As Korjus explains, Estonia would have “a clear advantage” in launching a digital token because of its “advanced digital infrastructure” and its e-residency program.

“No other country has come close to developing both the technology and the legal frameworks that would enable them to introduce and securely manage tradable crypto assets globally.”

Korjus said the idea was workshopped with input from Ethereum creator Vitalik Buterin. Buterin, Korjus says, envisions the estcoin as a new way to directly invest in a country’s future, rather than buying stocks, bonds or businesses.

“Ethereum founder Vitalik Buterin has a keen interest in Estonia's development as a digital nation and has provided valuable feedback for the estcoin proposal.


He believes estcoins could be used to incentivise investors to support the success of a country in a way that is not currently possible through existing means of raising international finance.


An ICO within the e-Residency ecosystem would create a strong incentive alignment between e-residents and this fund, and beyond the economic aspect makes the e-residents feel like more of a community since there are more things they can do together,’ says Buterin.”

The coins would give investors “a bigger stake in the future of our country,” Korjust said, something that he hopes would help Estonia crowdsource ideas to improve its digital infrastructure.

“We already know that many people become e-residents simply because they are fans of our country, our technology and our ideas, and being an e-resident enables them to show their support.


A government-supported ICO would give more people a bigger stake in the future of our country and provide not just investment, but also more expertise and ideas to help us grow exponentially.”

Aside from being purely an investment, the coins, if issued on top of a blockchain, could be used in smart contracts, or otherwise as a transfer of value.
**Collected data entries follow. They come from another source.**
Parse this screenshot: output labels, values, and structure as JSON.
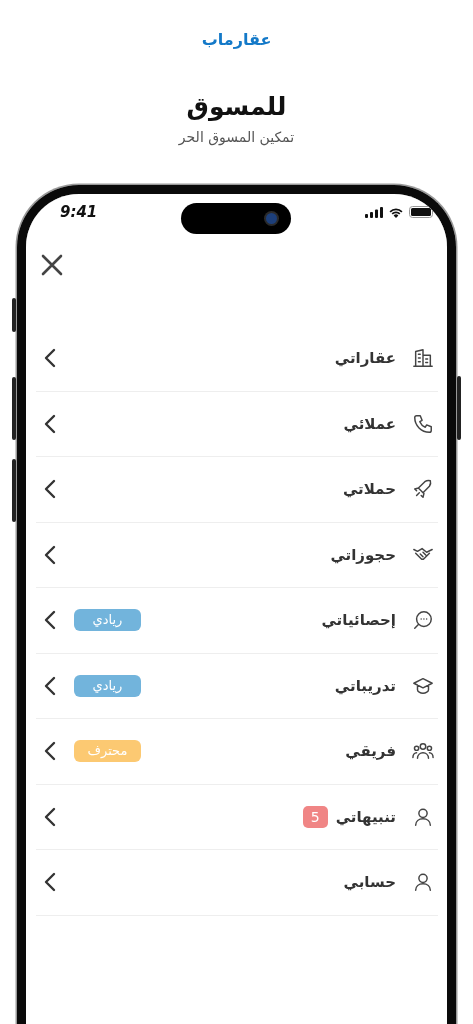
{
  "header": {
    "logo": "عقارماب",
    "title": "للمسوق",
    "subtitle": "تمكين المسوق الحر"
  },
  "status_bar": {
    "time": "9:41"
  },
  "menu": [
    {
      "label": "عقاراتي"
    },
    {
      "label": "عملائي"
    },
    {
      "label": "حملاتي"
    },
    {
      "label": "حجوزاتي"
    },
    {
      "label": "إحصائياتي",
      "badge": {
        "kind": "tag",
        "text": "ريادي",
        "color": "#72b4dc"
      }
    },
    {
      "label": "تدريباتي",
      "badge": {
        "kind": "tag",
        "text": "ريادي",
        "color": "#72b4dc"
      }
    },
    {
      "label": "فريقي",
      "badge": {
        "kind": "tag",
        "text": "محترف",
        "color": "#fcc972"
      }
    },
    {
      "label": "تنبيهاتي",
      "badge": {
        "kind": "count",
        "text": "5",
        "color": "#f08585"
      }
    },
    {
      "label": "حسابي"
    }
  ]
}
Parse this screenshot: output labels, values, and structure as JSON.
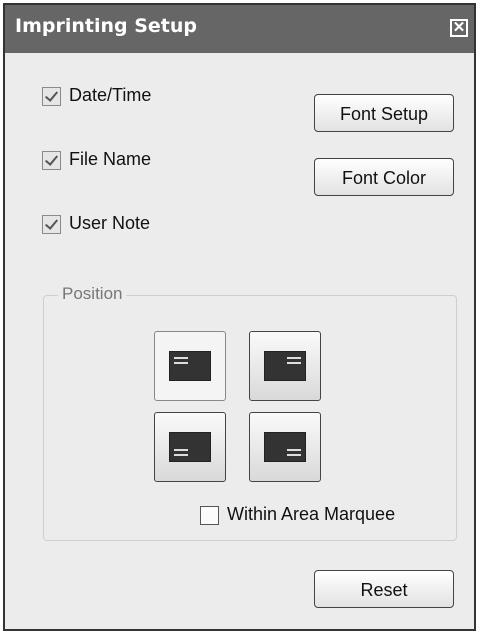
{
  "window": {
    "title": "Imprinting Setup"
  },
  "options": [
    {
      "label": "Date/Time",
      "checked": true
    },
    {
      "label": "File Name",
      "checked": true
    },
    {
      "label": "User Note",
      "checked": true
    }
  ],
  "buttons": {
    "font_setup": "Font Setup",
    "font_color": "Font Color",
    "reset": "Reset"
  },
  "position": {
    "legend": "Position",
    "selected": "top-left",
    "options": [
      "top-left",
      "top-right",
      "bottom-left",
      "bottom-right"
    ],
    "within_area_marquee": {
      "label": "Within Area Marquee",
      "checked": false
    }
  },
  "icons": {
    "close": "close-icon"
  }
}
Meanwhile, the money raised in the offering would be managed by a public-private partnership tasked with helping to build a “new digital nation.”

“The funds raised through Estcoins could be managed through a Public Private Partnership (PPP) and only used as described in the agreement to actually help build the new digital nation. This would enable Estonia to invest in new technologies and innovations for the public sector, from smart contracts to Artificial Intelligence, as well as make it technically scalable to benefit more people around the world. Estonia would then serve a model for how societies of the future can be served in the digital era.


In addition, a large proportion of the funds could be used as a community-run VC fund on behalf of investors. The money could then be used to support Estonian companies, including those established by other e-residents.”

Right now, Estcoin is still just an idea. The next step would be fleshing out the project in greater detail with a White Paper, which means the ICO, if it happens, could still be a few months away. But it’s difficult to imagine an argument for not pursuing it. Even if the coins tank on the secondary market, Estonia will be left with a giant pile of crypto-capital to spend. ICOs have already raised $1.3 billion since the beginning of the year, and analysts at Pitchbook believe that the total for 2017 will be somewhere around $1.7 billion. Earlier this month, a company called Protocol Labs raised nearly $250 million in an exclusive “presale” followed by a public ICO for its Filecoin project – all without a viable product.

Surely, an ICO with a country behind it could make an equally attractive pitch.